Actually I was in something of a hurry and some of the suggested options were causing the configure step to fail. The instructions I was following didn't include the step to build and install zlib, and didn't include specifying the location of the library. Configure would fail when trying to locate the library and googling turned up a lot of information but not much of it useful. YMMV.


So that takes care of $ sudo yum install subversion. The next step is to get subversion to load at boot. On Mac OS X this is handled by launchd. I've previously written a launchd plist for PostgreSQL under OS X 10.4 where the data was stored on a firewire-attached RAID. I have a strong recollection that it was a PITA trying to get it to wait for the RAID to be initialised before starting postgres. I went back to the freyside and used his sample plist. It was pretty close, but it didn't specify a username for running subversion. It turns out that there already exists a subversion account on Leopard, _svn. The modified /Library/LaunchDaemons/subversion.svnserve.plist is below. And the new service can be initialised without rebooting by $ sudo launchctl load /Library/LaunchDaemons/subversion.svnserve.plist.

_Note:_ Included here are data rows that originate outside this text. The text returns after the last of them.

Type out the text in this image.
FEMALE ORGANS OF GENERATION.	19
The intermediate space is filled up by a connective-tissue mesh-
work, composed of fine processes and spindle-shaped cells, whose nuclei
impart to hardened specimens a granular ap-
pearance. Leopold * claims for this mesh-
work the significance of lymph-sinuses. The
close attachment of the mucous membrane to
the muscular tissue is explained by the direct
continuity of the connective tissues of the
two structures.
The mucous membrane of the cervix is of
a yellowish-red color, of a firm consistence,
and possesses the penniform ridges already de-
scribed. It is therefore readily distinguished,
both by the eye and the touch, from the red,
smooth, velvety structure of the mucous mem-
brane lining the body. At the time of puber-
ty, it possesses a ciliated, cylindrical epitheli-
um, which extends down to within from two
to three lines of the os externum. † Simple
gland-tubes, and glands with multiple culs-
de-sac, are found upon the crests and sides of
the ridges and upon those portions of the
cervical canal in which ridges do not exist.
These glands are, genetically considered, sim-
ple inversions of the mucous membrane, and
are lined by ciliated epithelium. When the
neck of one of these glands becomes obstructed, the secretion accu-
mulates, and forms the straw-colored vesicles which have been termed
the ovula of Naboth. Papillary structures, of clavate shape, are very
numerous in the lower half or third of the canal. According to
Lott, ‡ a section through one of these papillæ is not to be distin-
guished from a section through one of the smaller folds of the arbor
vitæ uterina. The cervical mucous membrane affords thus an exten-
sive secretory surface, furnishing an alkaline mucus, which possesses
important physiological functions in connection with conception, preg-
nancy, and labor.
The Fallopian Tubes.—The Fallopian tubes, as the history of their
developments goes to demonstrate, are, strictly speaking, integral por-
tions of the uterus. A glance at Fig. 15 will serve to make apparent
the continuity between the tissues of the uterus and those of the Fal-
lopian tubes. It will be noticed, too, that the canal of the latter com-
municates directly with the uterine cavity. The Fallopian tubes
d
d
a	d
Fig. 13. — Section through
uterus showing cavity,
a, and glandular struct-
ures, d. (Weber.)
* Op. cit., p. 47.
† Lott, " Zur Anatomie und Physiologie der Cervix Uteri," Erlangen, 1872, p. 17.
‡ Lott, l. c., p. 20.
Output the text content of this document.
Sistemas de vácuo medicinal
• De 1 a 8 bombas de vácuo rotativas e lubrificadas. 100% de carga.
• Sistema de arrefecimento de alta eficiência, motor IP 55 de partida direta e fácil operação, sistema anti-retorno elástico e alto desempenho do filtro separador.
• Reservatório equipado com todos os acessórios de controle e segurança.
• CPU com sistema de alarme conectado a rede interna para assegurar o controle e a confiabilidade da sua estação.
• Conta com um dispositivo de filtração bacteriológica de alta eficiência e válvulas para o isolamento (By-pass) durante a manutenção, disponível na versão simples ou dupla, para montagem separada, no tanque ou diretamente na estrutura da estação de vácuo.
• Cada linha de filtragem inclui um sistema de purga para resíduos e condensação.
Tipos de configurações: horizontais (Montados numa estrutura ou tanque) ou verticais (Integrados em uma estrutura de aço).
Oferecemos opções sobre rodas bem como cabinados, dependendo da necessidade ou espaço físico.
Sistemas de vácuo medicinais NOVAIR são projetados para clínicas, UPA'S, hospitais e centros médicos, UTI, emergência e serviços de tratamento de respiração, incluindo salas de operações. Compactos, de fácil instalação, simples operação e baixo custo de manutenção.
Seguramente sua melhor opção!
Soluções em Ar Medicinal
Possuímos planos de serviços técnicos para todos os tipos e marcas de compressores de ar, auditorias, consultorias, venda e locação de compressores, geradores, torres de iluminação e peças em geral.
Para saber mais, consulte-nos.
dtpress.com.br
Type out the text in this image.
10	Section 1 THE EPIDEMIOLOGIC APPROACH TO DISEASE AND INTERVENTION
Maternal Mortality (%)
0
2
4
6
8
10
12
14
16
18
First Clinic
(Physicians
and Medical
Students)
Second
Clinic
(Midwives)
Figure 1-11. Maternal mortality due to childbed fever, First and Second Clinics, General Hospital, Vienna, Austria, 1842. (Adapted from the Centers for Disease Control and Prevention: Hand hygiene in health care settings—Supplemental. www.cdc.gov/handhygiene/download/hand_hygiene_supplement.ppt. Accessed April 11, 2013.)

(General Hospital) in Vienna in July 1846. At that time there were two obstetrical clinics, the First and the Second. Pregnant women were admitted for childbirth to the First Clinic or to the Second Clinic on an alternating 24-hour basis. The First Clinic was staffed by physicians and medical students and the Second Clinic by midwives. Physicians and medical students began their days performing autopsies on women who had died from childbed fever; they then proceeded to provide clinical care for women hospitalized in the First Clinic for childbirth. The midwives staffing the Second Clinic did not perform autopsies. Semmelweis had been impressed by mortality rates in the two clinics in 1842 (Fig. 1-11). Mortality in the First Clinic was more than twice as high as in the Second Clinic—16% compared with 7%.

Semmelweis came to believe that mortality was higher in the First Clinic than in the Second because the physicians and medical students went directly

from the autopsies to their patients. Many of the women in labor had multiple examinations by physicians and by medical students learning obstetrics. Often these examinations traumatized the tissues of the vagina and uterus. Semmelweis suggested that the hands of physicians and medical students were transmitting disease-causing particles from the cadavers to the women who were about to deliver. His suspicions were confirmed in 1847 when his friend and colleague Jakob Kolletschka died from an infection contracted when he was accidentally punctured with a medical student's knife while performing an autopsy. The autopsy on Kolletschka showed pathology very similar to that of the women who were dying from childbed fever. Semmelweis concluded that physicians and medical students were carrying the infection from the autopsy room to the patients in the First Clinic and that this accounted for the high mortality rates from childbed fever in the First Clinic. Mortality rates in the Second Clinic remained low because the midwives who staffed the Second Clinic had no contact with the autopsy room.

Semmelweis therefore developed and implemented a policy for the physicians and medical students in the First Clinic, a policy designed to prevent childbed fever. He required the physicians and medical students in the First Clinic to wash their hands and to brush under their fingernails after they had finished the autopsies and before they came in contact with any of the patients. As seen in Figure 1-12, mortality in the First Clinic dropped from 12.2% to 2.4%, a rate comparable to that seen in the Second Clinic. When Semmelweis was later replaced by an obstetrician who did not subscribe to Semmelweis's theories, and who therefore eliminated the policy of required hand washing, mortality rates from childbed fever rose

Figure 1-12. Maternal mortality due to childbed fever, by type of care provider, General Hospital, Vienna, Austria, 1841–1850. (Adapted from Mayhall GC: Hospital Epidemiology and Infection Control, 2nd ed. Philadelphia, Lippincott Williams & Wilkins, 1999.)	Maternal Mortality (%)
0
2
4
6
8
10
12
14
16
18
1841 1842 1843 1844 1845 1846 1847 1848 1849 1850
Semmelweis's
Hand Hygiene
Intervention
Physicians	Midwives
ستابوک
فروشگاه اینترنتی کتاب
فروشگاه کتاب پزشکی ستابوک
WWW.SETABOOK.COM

<?xml version="1.0" encoding="utf-8"?>
<!DOCTYPE plist PUBLIC "-//Apple Computer//DTD PLIST 1.0//EN"
"http://www.apple.com/DTDs/PropertyList-1.0.dtd">
<plist version="1.0">
  <dict>
    <key>Disabled</key>
    <false />
    <key>UserName</key>
    <string>_svn</string>
    <key>Label</key>
    <string>subversion.svnserve</string>
    <key>ProgramArguments</key>
    <array>
      <string>/usr/bin/svnserve</string>
      <string>--inetd</string>
      <string>--root=/Users/dave/develop/source</string>
    </array>
    <key>ServiceDescription</key>
    <string>Subversion Standalone Server</string>
    <key>Sockets</key>
    <dict>
      <key>Listeners</key>
      <array>
        <dict>
          <key>SockFamily</key>
          <string>IPv4</string>
          <key>SockServiceName</key>
          <string>svn</string>
          <key>SockType</key>
          <string>stream</string>
        </dict>
        <dict>
          <key>SockFamily</key>
          <string>IPv6</string>
          <key>SockServiceName</key>
          <string>svn</string>
          <key>SockType</key>
          <string>stream</string>
        </dict>
      </array>
    </dict>
    <key>inetdCompatibility</key>
    <dict>
      <key>Wait</key>
      <false />
    </dict>
  </dict>
</plist>

Nearly there. I'm using TortoiseSVN in Parallels to access my subversion repository (which is really not going to work if I use BootCamp). I created my repository via



$ svnadmin create /Users/dave/develop/source/

Trying to access the repository using the TortoiseSVN Repo-browser from Parallels resulted in the error expected FS format '2'; found format '3'. Turns out subversion 1.5 has a new repository format to support some new features. For some reason TortoiseSVN (1.5.3, Build 13783 - 32 Bit , 2008/08/30 20:59:46) on my system didn't want to talk to the new format. At this stage my repository is for personal use and I'm really OK with using the older format. I deleted my repository and started over. Note also that the _svn account needs to be able to write to the repository, it seemed reasonable to make _svn the owner of the repository:



$ svnadmin create --pre-1.5-compatible ~/develop/source/
$ sudo chown -R _svn ~/develop/source

Now to create the root for my c# code.



$ svn mkdir svn://localhost/csharp --username dave -m "c# source"
svn: Authorization failed

Duh, so after uncommenting the line # password-db = passwd in ~/develop/source/conf/svnserve.conf and adding an appropriate entry to ~/develop/source/conf/passwd my subversion repository is alive and I can access it from Parallels using TortoiseSVN.